Active2Trans: Active Interaction for Speech Transcription and Translation
Period: 1/2/2013 – 31/1/2016
Research project supported by the Spanish Ministry of Economy and Competitiveness (MINECO) under reference no. TIN2012-31723.

The Interactive Paradigm (IP) has become an important research field in the Pattern Recognition framework aiming at developing collaborative systems in which users are assisted by automatic systems to produce correct solutions. Generally speaking, interactive systems are those in which system predictions are iteratively proposed to the user and user interactions are devoted to fix possible output errors. This iterative process finishes when the system prediction corresponds to the result that the user has in mind. A relevant advantage of IP is that user feedback can be used to improve performance in two ways: adapting the system to the changing environment, and generating better predictions based on user-validated data. Another advantage is the opportunity to use multimodality as a natural property of interaction. This tight collaboration enables us to reduce user effort in the generation of correct solutions.

Although there have been important research efforts in developing interactive systems over the last years, current systems before this project presented very limited interaction features mainly based on passive interaction protocols. Passive protocols are those in which the user decides the elements to be amended and the interaction is performed usually following a sequential left-to-right order. On the other hand, adaptation techniques can only be exploited based on user interactions.

Active protocols present a wide range of interaction strategies and adaptation techniques that can be developed. In active interaction, the system actively selects low confidence parts of the solution and asks the user for supervision. The objective is to optimally exploit user supervision, while minimising user effort and error rates. Alternatively, the user may require a specific degree of accuracy in the final outputs. In this case, the system estimates the accuracy while interacting with the user and asks the user to stop supervising when the required degree of accuracy has been achieved. Although active interaction has provided promising results in recent years, they have been only slightly explored.

Active2Trans aimed at investigating open research challenges in active interaction. The first one was to abandon the sequential left-to-right order in user supervision to study alternative supervision strategies that reduce user effort and fully exploit user supervision. Thus, novel search algorithms were studied in order to produce predictions based on non-consecutive words.

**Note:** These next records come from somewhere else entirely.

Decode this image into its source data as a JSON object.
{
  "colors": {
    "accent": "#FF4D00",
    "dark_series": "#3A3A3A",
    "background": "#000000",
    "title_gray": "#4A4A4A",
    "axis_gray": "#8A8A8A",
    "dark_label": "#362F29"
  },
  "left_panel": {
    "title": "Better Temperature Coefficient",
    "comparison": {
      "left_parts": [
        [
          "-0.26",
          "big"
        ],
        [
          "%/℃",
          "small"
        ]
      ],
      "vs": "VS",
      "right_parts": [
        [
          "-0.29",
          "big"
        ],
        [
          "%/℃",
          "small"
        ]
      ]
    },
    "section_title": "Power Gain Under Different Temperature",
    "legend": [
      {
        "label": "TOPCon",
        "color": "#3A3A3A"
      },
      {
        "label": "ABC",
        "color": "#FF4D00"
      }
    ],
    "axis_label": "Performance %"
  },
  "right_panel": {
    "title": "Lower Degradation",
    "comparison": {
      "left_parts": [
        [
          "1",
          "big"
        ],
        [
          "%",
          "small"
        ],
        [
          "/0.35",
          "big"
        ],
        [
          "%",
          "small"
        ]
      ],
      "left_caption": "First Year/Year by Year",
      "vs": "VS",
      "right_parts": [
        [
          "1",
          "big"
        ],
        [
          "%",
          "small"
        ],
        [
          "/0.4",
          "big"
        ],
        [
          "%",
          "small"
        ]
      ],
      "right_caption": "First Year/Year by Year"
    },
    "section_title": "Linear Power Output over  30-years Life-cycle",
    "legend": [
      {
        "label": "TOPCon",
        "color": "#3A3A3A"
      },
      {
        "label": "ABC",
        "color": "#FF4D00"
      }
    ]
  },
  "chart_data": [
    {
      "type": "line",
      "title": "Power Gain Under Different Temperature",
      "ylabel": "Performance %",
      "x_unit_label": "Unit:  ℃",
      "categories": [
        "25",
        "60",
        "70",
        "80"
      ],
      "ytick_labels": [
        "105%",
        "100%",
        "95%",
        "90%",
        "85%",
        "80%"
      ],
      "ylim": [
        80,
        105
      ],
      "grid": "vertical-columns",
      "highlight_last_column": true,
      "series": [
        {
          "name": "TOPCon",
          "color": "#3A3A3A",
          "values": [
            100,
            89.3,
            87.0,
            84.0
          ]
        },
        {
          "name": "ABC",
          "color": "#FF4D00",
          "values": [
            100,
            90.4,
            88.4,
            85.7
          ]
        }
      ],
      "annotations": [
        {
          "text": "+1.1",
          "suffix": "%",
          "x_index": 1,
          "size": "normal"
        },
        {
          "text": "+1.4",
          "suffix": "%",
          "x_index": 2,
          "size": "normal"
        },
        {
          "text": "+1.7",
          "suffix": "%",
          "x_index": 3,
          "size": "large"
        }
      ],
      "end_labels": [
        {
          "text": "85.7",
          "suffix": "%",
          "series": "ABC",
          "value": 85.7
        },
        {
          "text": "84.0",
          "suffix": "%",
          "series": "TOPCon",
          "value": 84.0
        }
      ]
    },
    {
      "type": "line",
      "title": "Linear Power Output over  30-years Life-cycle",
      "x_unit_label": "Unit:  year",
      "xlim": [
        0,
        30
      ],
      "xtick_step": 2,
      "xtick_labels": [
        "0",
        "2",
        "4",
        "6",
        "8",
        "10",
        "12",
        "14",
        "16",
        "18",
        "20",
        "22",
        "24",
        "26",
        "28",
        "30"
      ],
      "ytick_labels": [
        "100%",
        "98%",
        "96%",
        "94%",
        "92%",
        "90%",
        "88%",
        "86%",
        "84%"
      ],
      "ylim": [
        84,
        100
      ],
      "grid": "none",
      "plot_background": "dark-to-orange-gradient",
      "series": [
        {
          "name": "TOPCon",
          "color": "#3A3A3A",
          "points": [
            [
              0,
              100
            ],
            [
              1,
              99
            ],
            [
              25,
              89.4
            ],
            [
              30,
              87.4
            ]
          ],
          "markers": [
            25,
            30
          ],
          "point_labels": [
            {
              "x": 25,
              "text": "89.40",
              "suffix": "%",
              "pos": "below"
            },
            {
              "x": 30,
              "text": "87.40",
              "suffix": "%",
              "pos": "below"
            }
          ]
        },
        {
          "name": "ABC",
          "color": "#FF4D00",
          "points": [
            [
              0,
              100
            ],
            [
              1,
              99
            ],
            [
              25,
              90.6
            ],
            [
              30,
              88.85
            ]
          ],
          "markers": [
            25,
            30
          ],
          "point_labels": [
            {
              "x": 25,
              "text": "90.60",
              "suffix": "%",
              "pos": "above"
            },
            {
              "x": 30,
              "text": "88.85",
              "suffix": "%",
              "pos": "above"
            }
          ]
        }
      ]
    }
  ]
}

Moreover, new interaction strategies were evaluated in which the user effort could be better exploited. As a result, the system can benefit from different degrees of user supervision: supervised, semi-supervised, or unsupervised. The second challenge was to investigate adaptation techniques in which system models could be improved using both user-validated data and high-confident system predictions. Finally, multimodal interaction by means of speech was explored as a more sophisticated mode of interaction, enhancing overall system performance and usability.

The research tasks of Active2Trans were developed in tight collaboration with two related EU projects. This guaranteed that outstanding data resources were available for the successful achievement of the project objectives, and also allowed for technology transfer to real-life applications. The project has contributed significant advances to the state of the art in IP.